From backyard gardens to tropical rain forests, storybooks plant seeds of nature awareness

BOOKS

April 21, 1995|By Molly Dunham Glassman | Molly Dunham Glassman,Sun Staff Writer

In honor of the 25th anniversary of Earth Day, here are some children's books that celebrate the beauty and power of nature.

* "Bay Shore Park: The Death and Life of an Amusement Park," by Victoria Crenson, illustrated by Bryn Barnard (Scientific American Books for Young Readers, $16.95, 40 pages, ages 7 and up). Ms. Crenson, a Baltimore native, takes readers on a time-lapsed tour of the amusement park site next to Fort Howard, across from Sparrows Point.

From 1906 until it closed in 1947, Bay Shore Park attracted crowds of people who took the trolley from Baltimore to go swimming, ride the Thingamajig roller coaster and take a spin on the world's largest carousel, at the foot of Crystal Pier.

Then Bethlehem Steel bought the land with plans to expand its plant, and the park was torn down. Only the trolley station, the fountain and a generator station remained. Deserted by people, it was reclaimed by nature.

Ms. Crenson traces "a lacy carpet of Bermuda grass" as it fills cracks in the concrete walkway in the spring of 1948. Two years later, milkweed beckons Monarch butterflies to the foot of Crystal Pier. By 1962, wild cherry and mulberry trees shade the carousel site.

Ms. Crenson, who has written several children's books on natural history, first visited the park a few winters ago. Seeing the remains of the amusement area was "a little like finding a palace in the jungle," she said.

Mr. Barnard's delicate paintings enhance the descriptive text and Ms. Crenson's eye for detail. At the end, we learn that the park site has been bought as public land -- it's now North Point State Park -- and that workers have ripped out vines, rebuilt the roof of the trolley station and repaired walkways. Readers are left with the hope that Bay Shore Park's restoration will include preservation of its wild side, too.

* "Into the Deep Forest with Henry David Thoreau" by Jim Murphy, illustrated by Kate Kiesler (Clarion, $14.95, 40 pages, ages 7-11) is a reverential introduction to the world of America's most influential naturalist.

Using excerpts from Thoreau's journal entries and an article he wrote about a trip through the Maine wilderness in 1857, Mr. Murphy takes readers with Thoreau, his friend Edward Hoar and their Native American guide, Joe Polis, on a journey to the top of Maine's Mount Ktaadn (now spelled Katahdin).

It is a lovely narrative, complemented by quiet oil paintings, plus pencil sketches drawn in the margins, as if in a journal.

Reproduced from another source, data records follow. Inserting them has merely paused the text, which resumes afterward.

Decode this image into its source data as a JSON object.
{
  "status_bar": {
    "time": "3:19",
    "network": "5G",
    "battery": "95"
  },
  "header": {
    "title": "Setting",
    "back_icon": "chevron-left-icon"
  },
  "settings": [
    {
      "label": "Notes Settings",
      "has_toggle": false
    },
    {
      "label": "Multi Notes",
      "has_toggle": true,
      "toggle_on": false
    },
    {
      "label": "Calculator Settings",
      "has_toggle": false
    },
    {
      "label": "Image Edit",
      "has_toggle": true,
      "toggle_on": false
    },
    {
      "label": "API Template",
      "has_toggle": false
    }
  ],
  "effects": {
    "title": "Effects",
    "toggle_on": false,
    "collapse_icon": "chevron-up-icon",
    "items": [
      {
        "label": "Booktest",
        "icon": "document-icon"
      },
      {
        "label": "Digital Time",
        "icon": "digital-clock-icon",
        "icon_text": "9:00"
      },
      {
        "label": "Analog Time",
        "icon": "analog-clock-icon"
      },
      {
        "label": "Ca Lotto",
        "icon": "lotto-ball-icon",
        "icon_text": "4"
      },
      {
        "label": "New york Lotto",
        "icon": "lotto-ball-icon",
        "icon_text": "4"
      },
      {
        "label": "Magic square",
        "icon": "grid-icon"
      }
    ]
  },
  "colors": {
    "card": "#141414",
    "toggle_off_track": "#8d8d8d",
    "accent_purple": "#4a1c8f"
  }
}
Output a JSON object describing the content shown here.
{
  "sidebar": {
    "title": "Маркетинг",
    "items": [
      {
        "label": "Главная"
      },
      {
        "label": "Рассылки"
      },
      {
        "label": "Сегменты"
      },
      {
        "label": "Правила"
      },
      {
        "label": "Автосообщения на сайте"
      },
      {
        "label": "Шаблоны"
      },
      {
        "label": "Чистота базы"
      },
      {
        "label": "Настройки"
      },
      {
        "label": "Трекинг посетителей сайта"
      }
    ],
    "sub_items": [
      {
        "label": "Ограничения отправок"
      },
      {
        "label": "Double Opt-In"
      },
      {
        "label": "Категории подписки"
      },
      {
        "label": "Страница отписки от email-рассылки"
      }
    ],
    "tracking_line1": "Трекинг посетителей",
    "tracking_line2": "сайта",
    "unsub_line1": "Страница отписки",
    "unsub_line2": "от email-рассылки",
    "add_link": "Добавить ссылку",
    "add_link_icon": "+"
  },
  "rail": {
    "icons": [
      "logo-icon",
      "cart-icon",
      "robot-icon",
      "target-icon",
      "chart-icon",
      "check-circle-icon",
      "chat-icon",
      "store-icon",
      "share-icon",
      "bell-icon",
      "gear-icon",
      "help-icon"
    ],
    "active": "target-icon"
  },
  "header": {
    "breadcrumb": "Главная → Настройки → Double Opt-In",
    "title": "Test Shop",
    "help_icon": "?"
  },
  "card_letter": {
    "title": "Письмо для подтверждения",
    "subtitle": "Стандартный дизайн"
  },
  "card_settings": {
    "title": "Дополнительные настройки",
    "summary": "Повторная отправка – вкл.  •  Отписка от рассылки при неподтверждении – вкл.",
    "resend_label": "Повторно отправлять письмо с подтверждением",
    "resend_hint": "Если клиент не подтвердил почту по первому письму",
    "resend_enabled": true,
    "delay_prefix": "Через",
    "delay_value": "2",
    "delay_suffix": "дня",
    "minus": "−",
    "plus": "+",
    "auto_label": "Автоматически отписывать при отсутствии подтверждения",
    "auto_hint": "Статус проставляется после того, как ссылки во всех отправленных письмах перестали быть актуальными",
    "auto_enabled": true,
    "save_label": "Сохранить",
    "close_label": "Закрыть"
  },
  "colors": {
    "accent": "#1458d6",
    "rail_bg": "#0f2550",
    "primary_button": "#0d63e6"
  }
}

* "Squish! A Wetland Walk" by Nancy Luenn, illustrated by Ronald Himler (Atheneum, $14.95, 32 pages, ages 3-8) follows a young boy and his grandfather as they explore the wonders of a marsh, watching herons and garter snakes, beavers and water striders. Mr. Himler's watercolor washes -- some in misty grays and blues, others in bright spring greens -- offer close-ups of mice and broad expanses of tidal plains.

* Another ode to nature is "To Climb a Waterfall" by Jean Craighead George, illustrated by Thomas Locker (Philomel, $16.95, 32 pages, ages 4 and up. Ms. George, who won the Newbery Medal for "Julie of the Wolves," hiked Kaaterskill Falls in the Hudson River Valley many times as inspiration for this book.

She invites readers to climb with her, hunting for a two-lined salamander, grabbing hemlock roots and scrambling over rocks all the way to the top. Mr. Locker, who also collaborated with Ms. George on "The First Thanksgiving," captures the breath-taking panoramas in oil paintings that stretch across double spreads.

* "What About Ladybugs?" by Celia Godkin (Sierra Club Books for Children, $14.95, 40 pages, ages 7 and up) is a cautionary tale about the dangers of pesticides. Trying to get rid of aphids, those tiny green bugs that suck the life out of plants, a gardener sprays his vegetables and fruit trees with insecticide.

It can't kill off the aphids, but the poison does send the ladybugs packing. The aphids come back with a vengeance, weakening plants, attracting ants and disrupting the balance of the garden. Finally a friend recommends that the gardener order a supply of ladybugs. As soon as they're out of the box, the ladybugs feast on the aphids, the plants recover and organic gardening scores another victory.

* "Nature in Your Backyard: Simple Activities for Children" by Susan S. Lang, with the staff of the Cayuga (N.Y.) Nature Center, illustrated by Sharon Lane Holm (Millbrook Press, $6.95, 48 pages, ages 6-12) is full of easy-to-follow projects and experiments.

They range from making your own worm composter to learning about chlorophyll by putting a garbage can lid on a patch of grass for two weeks and then taking it off to find a circle of yellow turf, because plants need sunlight to make chlorophyll, which makes them green.